Listening to the music of Pepijn Caudron can be a bit discomforting. The story of Grimoire begins with an echo of a poignant voice, a rasping breath, a howling bass, nails clinging to a metal stool, darkness enveloping the heart, “Can you hear me? You died. Do you remember that? Don’t be afraid. Let go of the earth. You understand? You don’t belong here.”
Kreng‘s latest collection of sonic spells and aural curses tightens around the breath and slides down the stairs of moaning woodwinds, screeching strings, and menacing percussion. Darker than the dismal night spent in an abandoned cell for unsound souls and lost minds, Grimoire is a chilling score for the fever in your brain.
Grimoires are books of magic, the most important of which has a stranglehold on cultures both ancient and more recently than most people probably care to realise. These books have slipped into folklore and legend, and like those faded pages of incantations there is something deeply mystical and indescribable about Kreng’s music.
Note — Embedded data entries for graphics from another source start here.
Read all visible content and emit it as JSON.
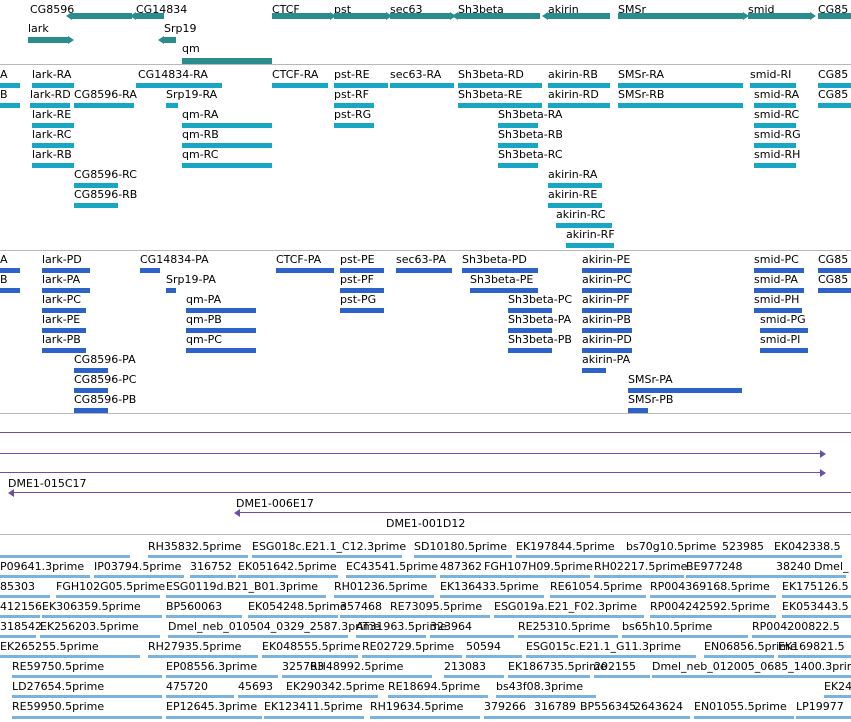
{
  "colors": {
    "gene": "#2a8c8c",
    "transcript": "#17a6c4",
    "protein": "#2d62c8",
    "clone": "#6b4fa8",
    "est": "#7bb3e0"
  },
  "tracks": {
    "genes": [
      {
        "label": "CG8596"
      },
      {
        "label": "CG14834"
      },
      {
        "label": "CTCF"
      },
      {
        "label": "pst"
      },
      {
        "label": "sec63"
      },
      {
        "label": "Sh3beta"
      },
      {
        "label": "akirin"
      },
      {
        "label": "SMSr"
      },
      {
        "label": "smid"
      },
      {
        "label": "CG85"
      },
      {
        "label": "lark"
      },
      {
        "label": "Srp19"
      },
      {
        "label": "qm"
      }
    ],
    "transcripts": [
      {
        "label": "A"
      },
      {
        "label": "lark-RA"
      },
      {
        "label": "CG14834-RA"
      },
      {
        "label": "CTCF-RA"
      },
      {
        "label": "pst-RE"
      },
      {
        "label": "sec63-RA"
      },
      {
        "label": "Sh3beta-RD"
      },
      {
        "label": "akirin-RB"
      },
      {
        "label": "SMSr-RA"
      },
      {
        "label": "smid-RI"
      },
      {
        "label": "CG85"
      },
      {
        "label": "B"
      },
      {
        "label": "lark-RD"
      },
      {
        "label": "CG8596-RA"
      },
      {
        "label": "Srp19-RA"
      },
      {
        "label": "pst-RF"
      },
      {
        "label": "Sh3beta-RE"
      },
      {
        "label": "akirin-RD"
      },
      {
        "label": "SMSr-RB"
      },
      {
        "label": "smid-RA"
      },
      {
        "label": "CG85"
      },
      {
        "label": "lark-RE"
      },
      {
        "label": "qm-RA"
      },
      {
        "label": "pst-RG"
      },
      {
        "label": "Sh3beta-RA"
      },
      {
        "label": "smid-RC"
      },
      {
        "label": "lark-RC"
      },
      {
        "label": "qm-RB"
      },
      {
        "label": "Sh3beta-RB"
      },
      {
        "label": "smid-RG"
      },
      {
        "label": "lark-RB"
      },
      {
        "label": "qm-RC"
      },
      {
        "label": "Sh3beta-RC"
      },
      {
        "label": "smid-RH"
      },
      {
        "label": "CG8596-RC"
      },
      {
        "label": "akirin-RA"
      },
      {
        "label": "CG8596-RB"
      },
      {
        "label": "akirin-RE"
      },
      {
        "label": "akirin-RC"
      },
      {
        "label": "akirin-RF"
      }
    ],
    "proteins": [
      {
        "label": "A"
      },
      {
        "label": "lark-PD"
      },
      {
        "label": "CG14834-PA"
      },
      {
        "label": "CTCF-PA"
      },
      {
        "label": "pst-PE"
      },
      {
        "label": "sec63-PA"
      },
      {
        "label": "Sh3beta-PD"
      },
      {
        "label": "akirin-PE"
      },
      {
        "label": "smid-PC"
      },
      {
        "label": "CG85"
      },
      {
        "label": "B"
      },
      {
        "label": "lark-PA"
      },
      {
        "label": "Srp19-PA"
      },
      {
        "label": "pst-PF"
      },
      {
        "label": "Sh3beta-PE"
      },
      {
        "label": "akirin-PC"
      },
      {
        "label": "smid-PA"
      },
      {
        "label": "CG85"
      },
      {
        "label": "lark-PC"
      },
      {
        "label": "qm-PA"
      },
      {
        "label": "pst-PG"
      },
      {
        "label": "Sh3beta-PC"
      },
      {
        "label": "akirin-PF"
      },
      {
        "label": "smid-PH"
      },
      {
        "label": "lark-PE"
      },
      {
        "label": "qm-PB"
      },
      {
        "label": "Sh3beta-PA"
      },
      {
        "label": "akirin-PB"
      },
      {
        "label": "smid-PG"
      },
      {
        "label": "lark-PB"
      },
      {
        "label": "qm-PC"
      },
      {
        "label": "Sh3beta-PB"
      },
      {
        "label": "akirin-PD"
      },
      {
        "label": "smid-PI"
      },
      {
        "label": "CG8596-PA"
      },
      {
        "label": "akirin-PA"
      },
      {
        "label": "CG8596-PC"
      },
      {
        "label": "SMSr-PA"
      },
      {
        "label": "CG8596-PB"
      },
      {
        "label": "SMSr-PB"
      }
    ],
    "clones": [
      {
        "label": "DME1-015C17"
      },
      {
        "label": "DME1-006E17"
      },
      {
        "label": "DME1-001D12"
      }
    ],
    "ests": [
      {
        "label": "RH35832.5prime"
      },
      {
        "label": "ESG018c.E21.1_C12.3prime"
      },
      {
        "label": "SD10180.5prime"
      },
      {
        "label": "EK197844.5prime"
      },
      {
        "label": "bs70g10.5prime"
      },
      {
        "label": "523985"
      },
      {
        "label": "EK042338.5"
      },
      {
        "label": "P09641.3prime"
      },
      {
        "label": "IP03794.5prime"
      },
      {
        "label": "316752"
      },
      {
        "label": "EK051642.5prime"
      },
      {
        "label": "EC43541.5prime"
      },
      {
        "label": "487362"
      },
      {
        "label": "FGH107H09.5prime"
      },
      {
        "label": "RH02217.5prime"
      },
      {
        "label": "BE977248"
      },
      {
        "label": "38240"
      },
      {
        "label": "Dmel_"
      },
      {
        "label": "85303"
      },
      {
        "label": "FGH102G05.5prime"
      },
      {
        "label": "ESG0119d.B21_B01.3prime"
      },
      {
        "label": "RH01236.5prime"
      },
      {
        "label": "EK136433.5prime"
      },
      {
        "label": "RE61054.5prime"
      },
      {
        "label": "RP004369168.5prime"
      },
      {
        "label": "EK175126.5"
      },
      {
        "label": "412156"
      },
      {
        "label": "EK306359.5prime"
      },
      {
        "label": "BP560063"
      },
      {
        "label": "EK054248.5prime"
      },
      {
        "label": "357468"
      },
      {
        "label": "RE73095.5prime"
      },
      {
        "label": "ESG019a.E21_F02.3prime"
      },
      {
        "label": "RP004242592.5prime"
      },
      {
        "label": "EK053443.5"
      },
      {
        "label": "318542"
      },
      {
        "label": "EK256203.5prime"
      },
      {
        "label": "Dmel_neb_010504_0329_2587.3prime"
      },
      {
        "label": "AT31963.5prime"
      },
      {
        "label": "323964"
      },
      {
        "label": "RE25310.5prime"
      },
      {
        "label": "bs65h10.5prime"
      },
      {
        "label": "RP004200822.5"
      },
      {
        "label": "EK265255.5prime"
      },
      {
        "label": "RH27935.5prime"
      },
      {
        "label": "EK048555.5prime"
      },
      {
        "label": "RE02729.5prime"
      },
      {
        "label": "50594"
      },
      {
        "label": "ESG015c.E21.1_G11.3prime"
      },
      {
        "label": "EN06856.5prime"
      },
      {
        "label": "EK169821.5"
      },
      {
        "label": "RE59750.5prime"
      },
      {
        "label": "EP08556.3prime"
      },
      {
        "label": "325763"
      },
      {
        "label": "RH48992.5prime"
      },
      {
        "label": "213083"
      },
      {
        "label": "EK186735.5prime"
      },
      {
        "label": "202155"
      },
      {
        "label": "Dmel_neb_012005_0685_1400.3prime"
      },
      {
        "label": "LD27654.5prime"
      },
      {
        "label": "475720"
      },
      {
        "label": "45693"
      },
      {
        "label": "EK290342.5prime"
      },
      {
        "label": "RE18694.5prime"
      },
      {
        "label": "bs43f08.3prime"
      },
      {
        "label": "EK24"
      },
      {
        "label": "RE59950.5prime"
      },
      {
        "label": "EP12645.3prime"
      },
      {
        "label": "EK123411.5prime"
      },
      {
        "label": "RH19634.5prime"
      },
      {
        "label": "379266"
      },
      {
        "label": "316789"
      },
      {
        "label": "BP556345"
      },
      {
        "label": "2643624"
      },
      {
        "label": "EN01055.5prime"
      },
      {
        "label": "LP19977"
      }
    ]
  }
}
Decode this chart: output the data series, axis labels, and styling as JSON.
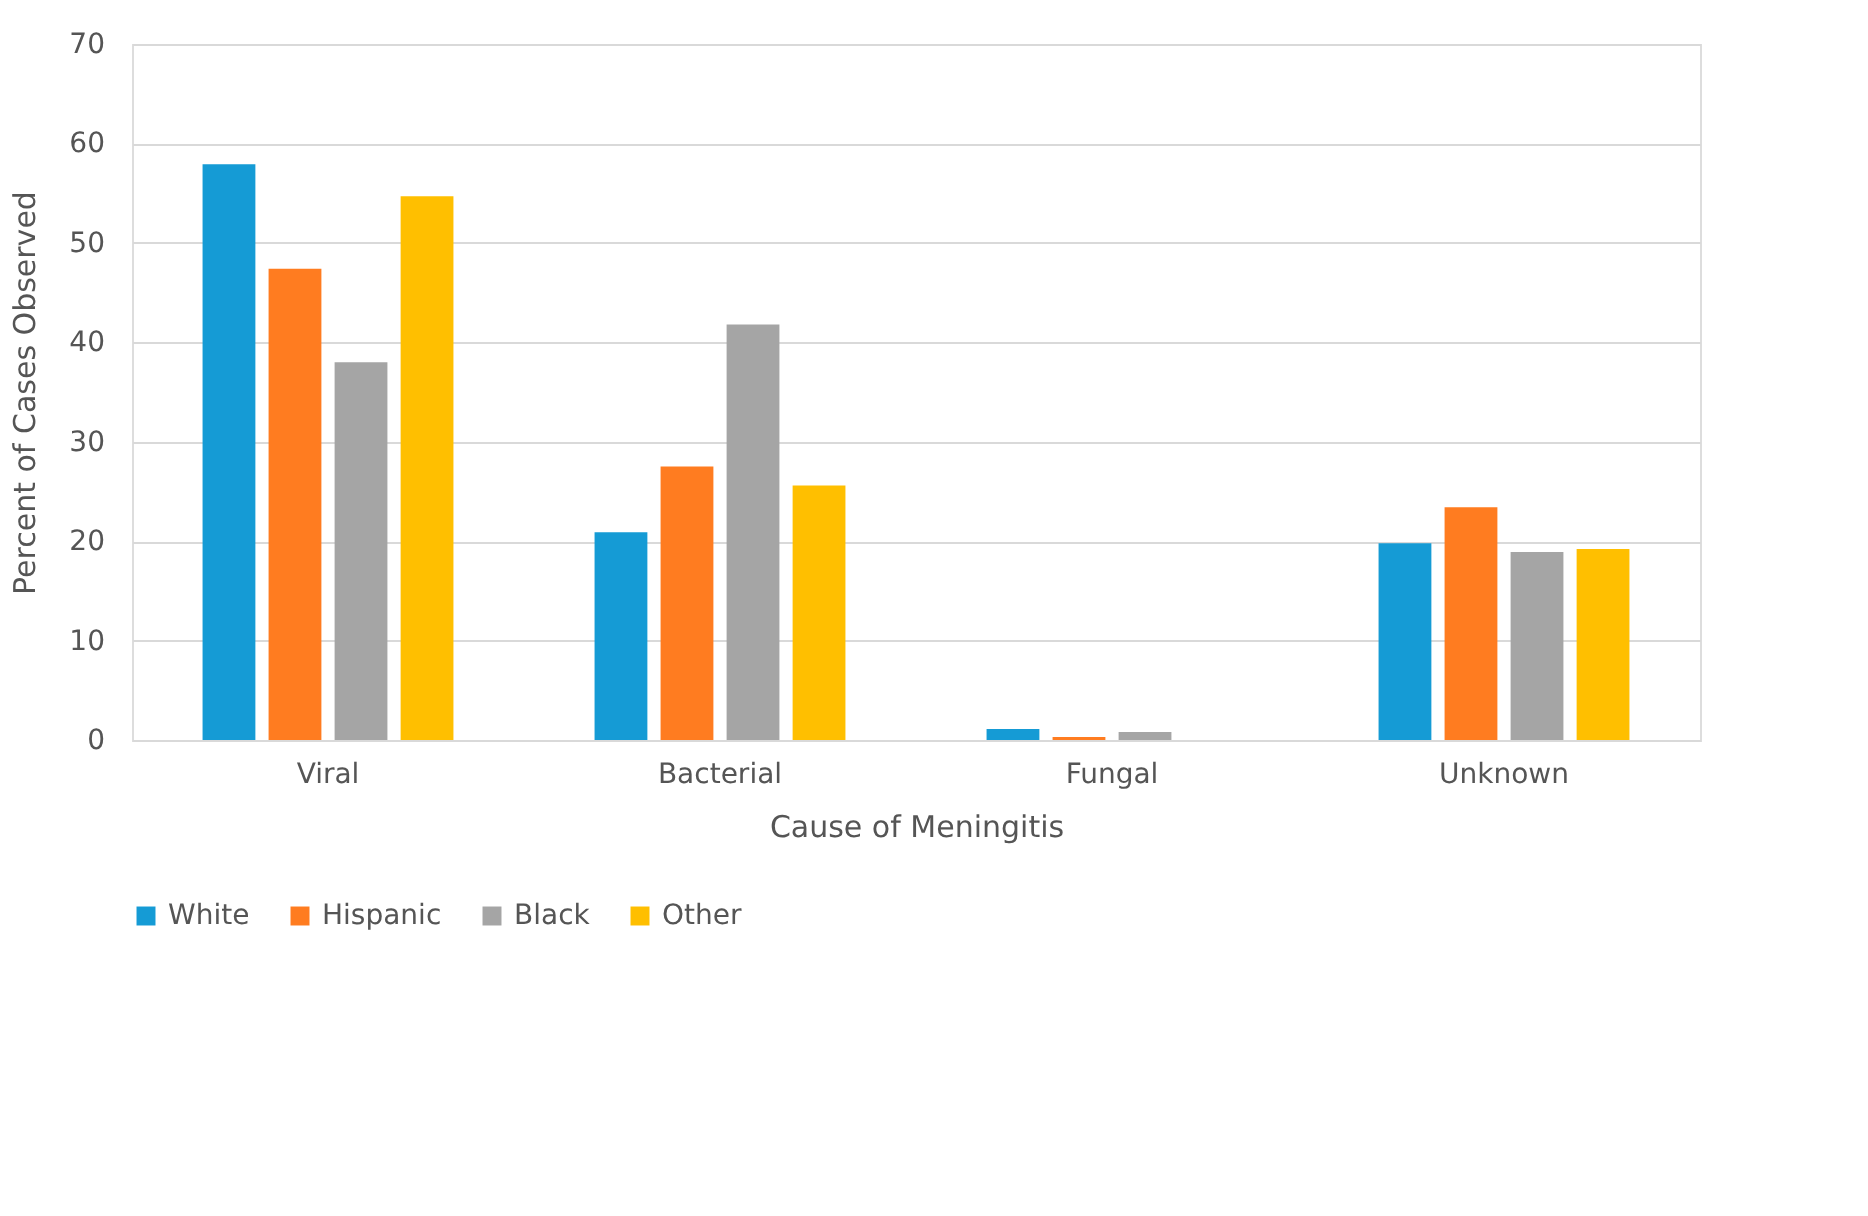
{
  "chart_data": {
    "type": "bar",
    "xlabel": "Cause of Meningitis",
    "ylabel": "Percent of Cases Observed",
    "categories": [
      "Viral",
      "Bacterial",
      "Fungal",
      "Unknown"
    ],
    "series": [
      {
        "name": "White",
        "color": "#159bd5",
        "values": [
          57.9,
          20.9,
          1.1,
          19.8
        ]
      },
      {
        "name": "Hispanic",
        "color": "#ff7c20",
        "values": [
          47.4,
          27.5,
          0.3,
          23.4
        ]
      },
      {
        "name": "Black",
        "color": "#a5a5a5",
        "values": [
          38.0,
          41.8,
          0.8,
          18.9
        ]
      },
      {
        "name": "Other",
        "color": "#ffbf00",
        "values": [
          54.7,
          25.6,
          0,
          19.2
        ]
      }
    ],
    "ylim": [
      0,
      70
    ],
    "yticks": [
      0,
      10,
      20,
      30,
      40,
      50,
      60,
      70
    ],
    "grid": "y",
    "legend": "bottom"
  }
}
As I listen to Grimoire, the film behind my closed eyelids is black and white, an eerie suspense sketch made in the early 20s – antique, occult, and avant-garde. The Belgian artist remains mysterious. Little is known about his work besides the 2009 release on Miasmah, titled L’Atopsie Phenomenale De Dieu. What I was able to dig up is that Caudron is a member of an artistic team at Abattoir Ferme, a Belgian theatre company, responsible for productions such as Phantasmapolis, Mythobarbital, and Tourniquet – a macabre collection of ‘speechless performances’.
Fans of Murcof‘s The Versailles Sessions (Leaf, 2008), Talbot + Deru‘s Genus (Ant-Zen, 2009), and Rudi Arapahoe‘s Echos From One To Another (Symbolic Interaction, 2008), will appreciate this dark ambient and modern classical marvel. Highly recommended!